Clearly buy to let is a key element of personal financial and retirement planning. This trend looks set to continue in the light of the last month’s Budget from Chancellor George Osborne, which will revolutionise the pensions sector and has fueled speculation that access to greater lump sums at retirement could give rise to a new generation of “silver landlords”.  According to our survey, currently just one in ten (12%) of our sample of buy to let landlords was over 55.  

Interestingly, social and demographic changes are bringing a whole new generation of landlords to the fore with six in ten (58%) finding themselves in that position due to circumstances.
Mortgage Voice identifies several social factors which have contributed to the rapid growth in the number of ‘opportunity landlords’. Three in ten (28%) people inherited a property and chose to let it out, a fifth (21%) moved in with a partner who already owned a home, while one in seven (14%) let out a property they were unable to sell.

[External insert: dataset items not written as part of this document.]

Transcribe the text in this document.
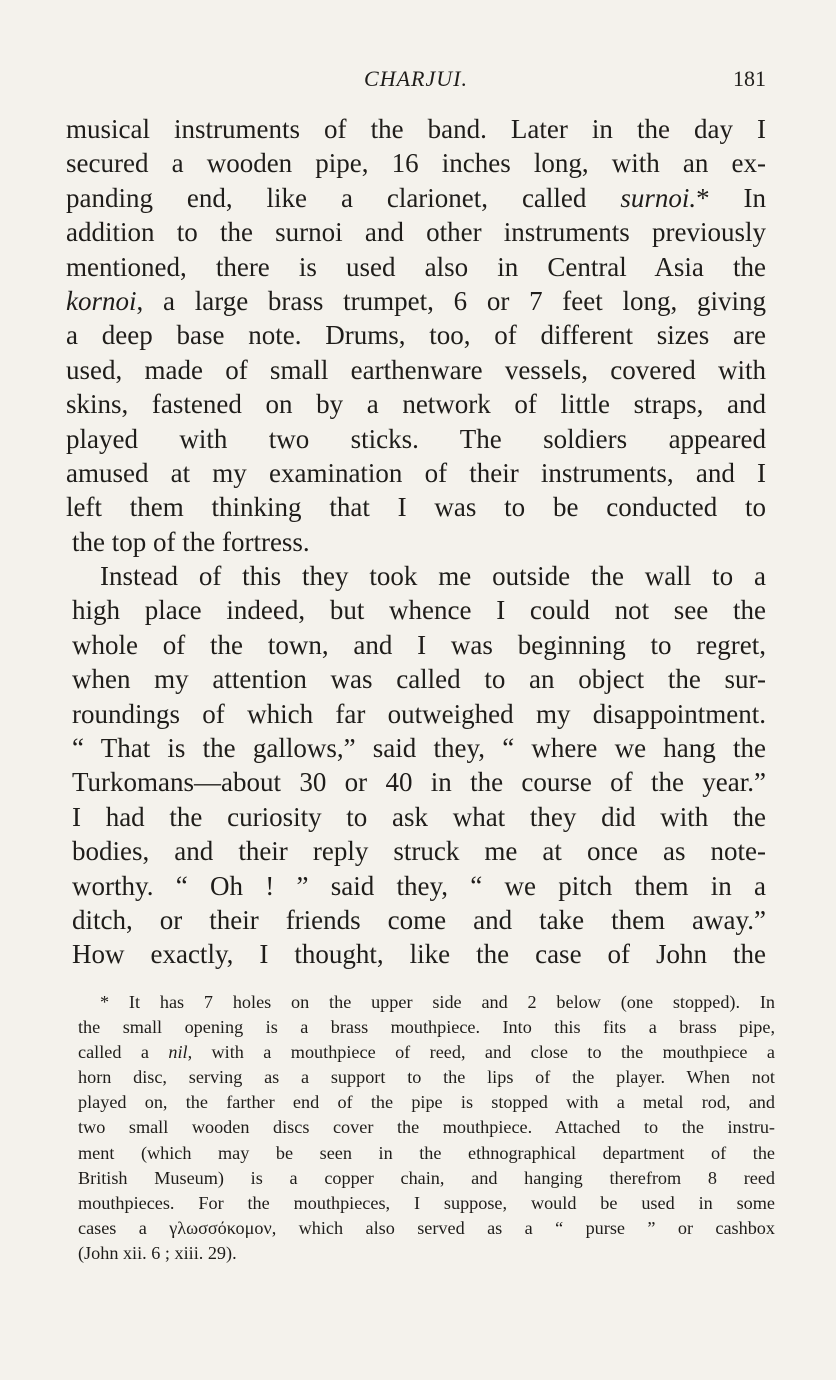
CHARJUI.	181
musical instruments of the band. Later in the day I
secured a wooden pipe, 16 inches long, with an ex-
panding end, like a clarionet, called surnoi.* In
addition to the surnoi and other instruments previously
mentioned, there is used also in Central Asia the
kornoi, a large brass trumpet, 6 or 7 feet long, giving
a deep base note. Drums, too, of different sizes are
used, made of small earthenware vessels, covered with
skins, fastened on by a network of little straps, and
played with two sticks. The soldiers appeared
amused at my examination of their instruments, and I
left them thinking that I was to be conducted to
the top of the fortress.
Instead of this they took me outside the wall to a
high place indeed, but whence I could not see the
whole of the town, and I was beginning to regret,
when my attention was called to an object the sur-
roundings of which far outweighed my disappointment.
“ That is the gallows,” said they, “ where we hang the
Turkomans—about 30 or 40 in the course of the year.”
I had the curiosity to ask what they did with the
bodies, and their reply struck me at once as note-
worthy. “ Oh ! ” said they, “ we pitch them in a
ditch, or their friends come and take them away.”
How exactly, I thought, like the case of John the
* It has 7 holes on the upper side and 2 below (one stopped). In
the small opening is a brass mouthpiece. Into this fits a brass pipe,
called a nil, with a mouthpiece of reed, and close to the mouthpiece a
horn disc, serving as a support to the lips of the player. When not
played on, the farther end of the pipe is stopped with a metal rod, and
two small wooden discs cover the mouthpiece. Attached to the instru-
ment (which may be seen in the ethnographical department of the
British Museum) is a copper chain, and hanging therefrom 8 reed
mouthpieces. For the mouthpieces, I suppose, would be used in some
cases a γλωσσόκομον, which also served as a “ purse ” or cashbox
(John xii. 6 ; xiii. 29).
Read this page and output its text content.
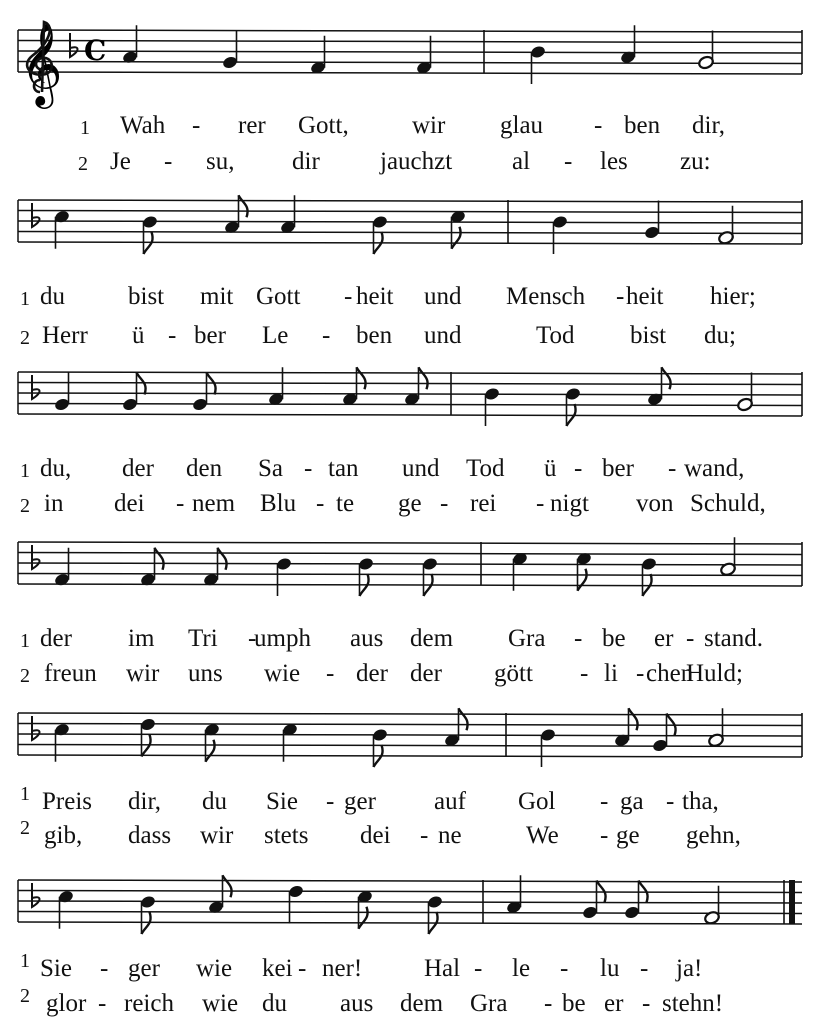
𝄞 C
1 Wah - rer Gott,	wir glau - ben dir,
2 Je - su, dir jauchzt al - les zu:
1 du	bist mit Gott - heit und Mensch - heit hier;
2 Herr ü - ber Le - ben und	Tod bist du;
1 du, der den Sa - tan und Tod ü - ber - wand,
2 in dei - nem Blu - te ge - rei - nigt von Schuld,
1 der im Tri -
umph aus dem Gra - be er - stand.
2 freun wir uns wie - der der gött - li - chen
Huld;
1 Preis dir, du Sie - ger auf Gol - ga - tha,
2 gib, dass wir stets dei - ne	We - ge gehn,
1 Sie - ger wie kei - ner! Hal - le - lu - ja!
2 glor - reich wie du aus dem Gra - be er - stehn!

The rental sector appears to be thriving and presents buy to let landlords, whatever their genesis, significant opportunity. While homeowning, a staple of British culture and society, remains an ambition for many people (62% of those who aspire to own a home want to buy within the next five years rising to 57% of those under 25) a proportion see renting as a viable alternative. One in five (18%) people feel that they can budget better as a renter, one in ten (13%) feel they can live in a better area as a renter and one in ten (10%) can rent a larger property than they believe they would be able to buy.

However, while the rental market is healthy and there are many positives it also challenges the mortgage industry to better support buy to let entrepreneurialism, meeting both today’s needs and future ambitions. Research respondents identified improving the rates available and providing greater flexibility in product design as the most important factors that could improve the buy to let mortgage market.

Alan Cleary, Managing Director of Precise Mortgages, said:

“As a nation we are renting for longer and until much later in life, a demographic and social shift that breaks away from past realities. This is for a variety of reasons, not least that we tend to marry later or migrate across country for jobs and family life. This change calls in to question the availability and quality of rental stock and shines a spotlight on landlords. The research demonstrates that contrary to popular belief – that buy to let landlords are mere ‘speculators’ - many landlords are in it for the long term. In order to respond to the changes – to support buy to let landlords and bring quality rental stock to market - the mortgage industry must work to develop a truly modern suite of products. 

"Only then can we meet the need of emerging landlords. This is something that Precise Mortgages has long championed and our robust underwriting allows us to say yes where others have said no, meeting the needs of property investors to ensure their portfolios and businesses can continue to grow. This is important not only to the individual but to the national economy.”